Semua duduk di sofa. Berhadapan dengan Mas Rayyan dan Raya di satu sofa yang sama. Raya masih tampak menangis, sedangkan Mas Rayyan hanya bisa menundukkan kepala tak berani menatap semua orang.
Kulirik jam dinding di atas kepala keduanya. Sudah pukul tiga pagi, namun rasanya tak ada kantuk di diriku atau pun di semua orang yang kulihat. Semua masih bergumul dengan emosi masing-masing. Walau tangisku kini sudah mereda, namun hatiku masih sakit mengetahui semua kenyataan pahit ini.
"Kenapa kalian sekongkol menyakiti Ibu?" tanya Ibu yang kembali menangis. Aku yakin, hatinya sangat terluka karena semua ini. Apa lagi bukan hanya Mas Rayyan yang mengecewakannya, tapi Raya pun sama, Raya malah menyembunyikan kesalahan abangnya dan berpura-pura tidak tahu apa-apa.
"Raya gak bermaksud seperti itu, Bu, Raya gak sekongkol sama Mas Rayyan," bantah Raya lagi-lagi kembali ikut menangis. "Raya gak berani bilang, Bu, bukan karena Raya membela Mas Rayyan."

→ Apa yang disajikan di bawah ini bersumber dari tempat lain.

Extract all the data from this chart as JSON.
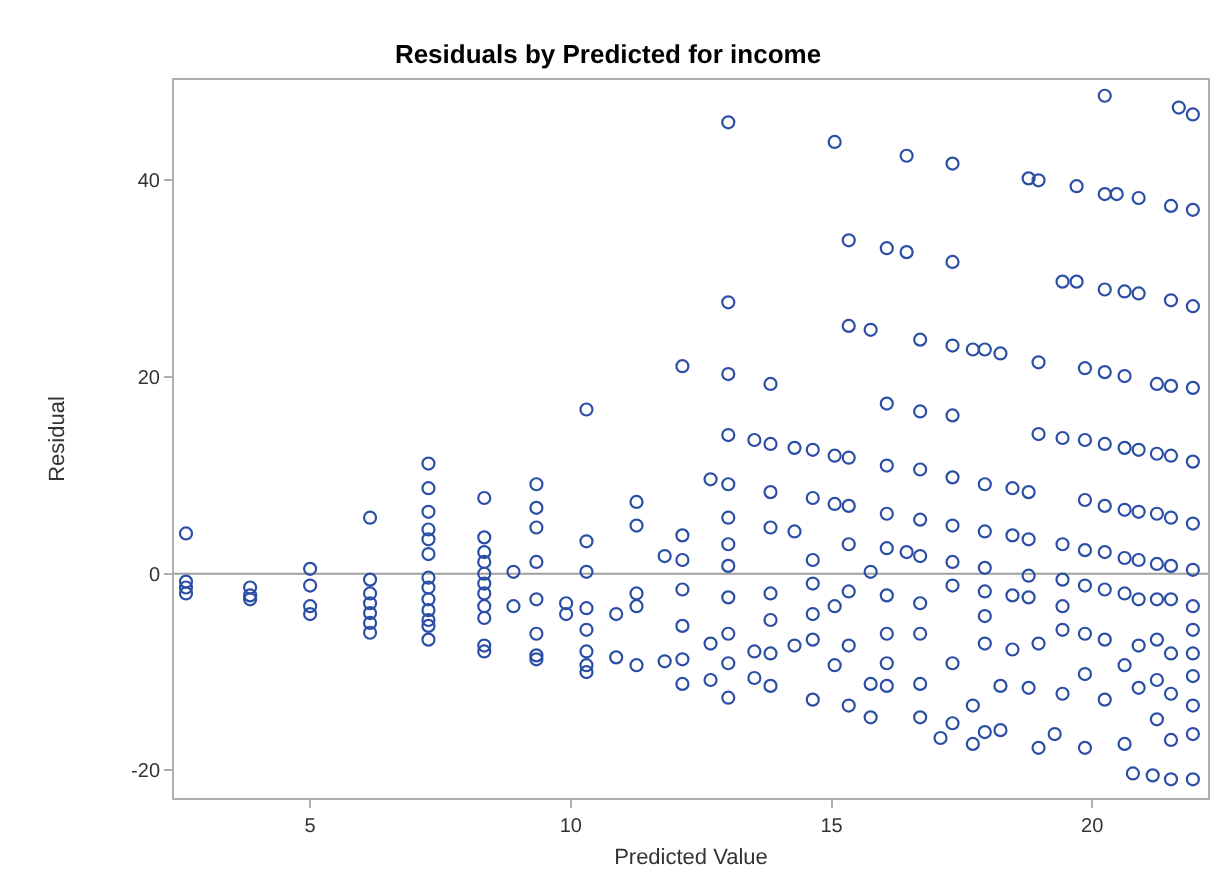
{
  "chart_data": {
    "type": "scatter",
    "title": "Residuals by Predicted for income",
    "xlabel": "Predicted Value",
    "ylabel": "Residual",
    "xlim": [
      2.39,
      22.22
    ],
    "ylim": [
      -22.8,
      50.2
    ],
    "xticks": [
      5,
      10,
      15,
      20
    ],
    "yticks": [
      -20,
      0,
      20,
      40
    ],
    "grid": false,
    "marker": "circle",
    "ref_lines": [
      {
        "axis": "y",
        "value": 0,
        "color": "#a0a0a0"
      }
    ],
    "series": [
      {
        "color": "#2a4ea6",
        "x": [
          2.62,
          2.62,
          2.62,
          2.62,
          3.85,
          3.85,
          3.85,
          5.0,
          5.0,
          5.0,
          5.0,
          6.15,
          6.15,
          6.15,
          6.15,
          6.15,
          6.15,
          6.15,
          7.27,
          7.27,
          7.27,
          7.27,
          7.27,
          7.27,
          7.27,
          7.27,
          7.27,
          7.27,
          7.27,
          7.27,
          7.27,
          8.34,
          8.34,
          8.34,
          8.34,
          8.34,
          8.34,
          8.34,
          8.34,
          8.34,
          8.34,
          8.34,
          8.9,
          8.9,
          9.34,
          9.34,
          9.34,
          9.34,
          9.34,
          9.34,
          9.34,
          9.34,
          9.91,
          9.91,
          10.3,
          10.3,
          10.3,
          10.3,
          10.3,
          10.3,
          10.3,
          10.3,
          10.87,
          10.87,
          11.26,
          11.26,
          11.26,
          11.26,
          11.26,
          11.8,
          11.8,
          12.14,
          12.14,
          12.14,
          12.14,
          12.14,
          12.14,
          12.14,
          12.68,
          12.68,
          12.68,
          13.02,
          13.02,
          13.02,
          13.02,
          13.02,
          13.02,
          13.02,
          13.02,
          13.02,
          13.02,
          13.02,
          13.02,
          13.52,
          13.52,
          13.52,
          13.83,
          13.83,
          13.83,
          13.83,
          13.83,
          13.83,
          13.83,
          13.83,
          14.29,
          14.29,
          14.29,
          14.64,
          14.64,
          14.64,
          14.64,
          14.64,
          14.64,
          14.64,
          15.06,
          15.06,
          15.06,
          15.06,
          15.06,
          15.33,
          15.33,
          15.33,
          15.33,
          15.33,
          15.33,
          15.33,
          15.33,
          15.75,
          15.75,
          15.75,
          15.75,
          16.06,
          16.06,
          16.06,
          16.06,
          16.06,
          16.06,
          16.06,
          16.06,
          16.06,
          16.44,
          16.44,
          16.44,
          16.7,
          16.7,
          16.7,
          16.7,
          16.7,
          16.7,
          16.7,
          16.7,
          16.7,
          17.32,
          17.32,
          17.32,
          17.32,
          17.32,
          17.32,
          17.32,
          17.32,
          17.32,
          17.32,
          17.09,
          17.71,
          17.71,
          17.71,
          17.94,
          17.94,
          17.94,
          17.94,
          17.94,
          17.94,
          17.94,
          17.94,
          18.24,
          18.24,
          18.24,
          18.47,
          18.47,
          18.47,
          18.47,
          18.78,
          18.78,
          18.78,
          18.78,
          18.78,
          18.78,
          18.97,
          18.97,
          18.97,
          18.97,
          18.97,
          19.43,
          19.43,
          19.43,
          19.43,
          19.43,
          19.43,
          19.43,
          19.28,
          19.7,
          19.7,
          19.86,
          19.86,
          19.86,
          19.86,
          19.86,
          19.86,
          19.86,
          19.86,
          20.24,
          20.24,
          20.24,
          20.24,
          20.24,
          20.24,
          20.24,
          20.24,
          20.24,
          20.24,
          20.47,
          20.62,
          20.62,
          20.62,
          20.62,
          20.62,
          20.62,
          20.62,
          20.62,
          20.89,
          20.89,
          20.89,
          20.89,
          20.89,
          20.89,
          20.89,
          20.89,
          20.78,
          21.24,
          21.24,
          21.24,
          21.24,
          21.24,
          21.24,
          21.24,
          21.24,
          21.16,
          21.51,
          21.51,
          21.51,
          21.51,
          21.51,
          21.51,
          21.51,
          21.51,
          21.51,
          21.51,
          21.51,
          21.66,
          21.93,
          21.93,
          21.93,
          21.93,
          21.93,
          21.93,
          21.93,
          21.93,
          21.93,
          21.93,
          21.93,
          21.93,
          21.93,
          21.93
        ],
        "values": [
          4.1,
          -0.8,
          -1.4,
          -2.0,
          -1.4,
          -2.2,
          -2.6,
          0.5,
          -1.2,
          -3.3,
          -4.1,
          5.7,
          -0.6,
          -2.0,
          -3.0,
          -4.0,
          -5.0,
          -6.0,
          11.2,
          8.7,
          6.3,
          4.5,
          3.5,
          2.0,
          -0.4,
          -1.4,
          -2.6,
          -3.7,
          -4.7,
          -5.3,
          -6.7,
          7.7,
          3.7,
          2.2,
          1.2,
          0,
          -1.0,
          -2.0,
          -3.3,
          -4.5,
          -7.3,
          -7.9,
          0.2,
          -3.3,
          9.1,
          6.7,
          4.7,
          1.2,
          -2.6,
          -6.1,
          -8.3,
          -8.7,
          -3.0,
          -4.1,
          16.7,
          3.3,
          0.2,
          -3.5,
          -5.7,
          -7.9,
          -9.3,
          -10.0,
          -4.1,
          -8.5,
          7.3,
          4.9,
          -2.0,
          -3.3,
          -9.3,
          1.8,
          -8.9,
          21.1,
          3.9,
          1.4,
          -1.6,
          -5.3,
          -8.7,
          -11.2,
          9.6,
          -7.1,
          -10.8,
          45.9,
          27.6,
          20.3,
          14.1,
          9.1,
          5.7,
          3.0,
          0.8,
          -2.4,
          -6.1,
          -9.1,
          -12.6,
          13.6,
          -7.9,
          -10.6,
          19.3,
          13.2,
          8.3,
          4.7,
          -2.0,
          -4.7,
          -8.1,
          -11.4,
          12.8,
          4.3,
          -7.3,
          12.6,
          7.7,
          1.4,
          -1.0,
          -4.1,
          -6.7,
          -12.8,
          43.9,
          12.0,
          7.1,
          -3.3,
          -9.3,
          33.9,
          25.2,
          11.8,
          6.9,
          3.0,
          -1.8,
          -7.3,
          -13.4,
          24.8,
          0.2,
          -11.2,
          -14.6,
          33.1,
          17.3,
          11.0,
          6.1,
          2.6,
          -2.2,
          -6.1,
          -9.1,
          -11.4,
          42.5,
          32.7,
          2.2,
          23.8,
          16.5,
          10.6,
          5.5,
          1.8,
          -3.0,
          -6.1,
          -11.2,
          -14.6,
          41.7,
          31.7,
          23.2,
          16.1,
          9.8,
          4.9,
          1.2,
          -1.2,
          -9.1,
          -15.2,
          -16.7,
          22.8,
          -13.4,
          -17.3,
          22.8,
          9.1,
          4.3,
          0.6,
          -1.8,
          -4.3,
          -7.1,
          -16.1,
          22.4,
          -11.4,
          -15.9,
          8.7,
          3.9,
          -2.2,
          -7.7,
          -0.2,
          8.3,
          3.5,
          -2.4,
          -11.6,
          40.2,
          21.5,
          14.2,
          -7.1,
          -17.7,
          40.0,
          29.7,
          13.8,
          3.0,
          -0.6,
          -3.3,
          -5.7,
          -12.2,
          -16.3,
          39.4,
          29.7,
          20.9,
          13.6,
          7.5,
          2.4,
          -1.2,
          -6.1,
          -10.2,
          -17.7,
          48.6,
          38.6,
          28.9,
          20.5,
          13.2,
          6.9,
          2.2,
          -1.6,
          -6.7,
          -12.8,
          38.6,
          28.7,
          20.1,
          12.8,
          6.5,
          1.6,
          -2.0,
          -9.3,
          -17.3,
          38.2,
          28.5,
          12.6,
          6.3,
          1.4,
          -2.6,
          -7.3,
          -11.6,
          -20.3,
          19.3,
          12.2,
          6.1,
          1.0,
          -2.6,
          -6.7,
          -10.8,
          -14.8,
          -20.5,
          37.4,
          27.8,
          19.1,
          12.0,
          5.7,
          0.8,
          -2.6,
          -8.1,
          -12.2,
          -16.9,
          -20.9,
          47.4,
          46.7,
          37.0,
          27.2,
          18.9,
          11.4,
          5.1,
          0.4,
          -3.3,
          -5.7,
          -8.1,
          -10.4,
          -13.4,
          -16.3,
          -20.9
        ]
      }
    ]
  }
}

"Kamu diancam sama dia?" tanya Aldo yang sejak tadi terlihat jelas sudah tidak terlalu menghormati Mas Rayyan sebagai Abang iparnya. Dia selalu melawan, bahkan tidak pernah terdengar olehku lagi panggilan Mas terucap dari bibirnya.
Raya menggelengkan kepala. "Gak, Mas, aku hanya malu, sama kamu. Selama ini, aku selalu ngebangga-banggain Mas Rayyan, meminta kamu selalu menjadi dia. Aku gak siap nerima balasan dari kamu yang pasti marah besar samaku. Aku malu mengatakan bahwa orang yang kuanggungkan selama ini, malah memalukan."
Aku bisa melihat, Aldo menyunggingkan senyuman sinis sesaat, Ibu yang menggelengkan kepala, dsn Mas Rayyan yang masih tertunduk takut. Bukan ini yang sebenarnya ingin aku dengar, tapi tentang awal mula Mas Rayyan mengenal wanita itu.
"Siapa dia?" tanyaku mukai menarik kasus ke intinya.
Mas Rayyan mengangkat dagunya, mengarahkan pandangan ke arahku yang langsung kubalas menatapnya tanpa lepas. Rasanya, aku ingin mengakhiri semuanya di sini, malam ini juga. Agar besok hari, aku bisa melanjutkan hari baru tanpa sesak di dada.
"Dia ... Ayudia, anak dari bosku di perusahaan dulu," jawab Mas Rayyan yang membuat jantungku sesaat berhenti berdetak. Aku kembali teringat kejadian beberapa bulan awal setelah menghilangnya Mas Rayyan. Bos Mas Rayyan di kantor yang bernama Putra, datang ke rumah. Seolah ikut sedih dengan kepergian Mas Rayyan, dia malah datang membawakan beberapa bingkisan penghibur anak-anak agar tidak terus sedih berupa mainan. Namun anehnya, dia malah seolah-olah memintaku untuk ikhlas melepaskan Mas Rayyan. Dan ternyata, inilah maksudnya.
"Aku sudah menikahinya di hari aku meninggalkan kamu, Zhee."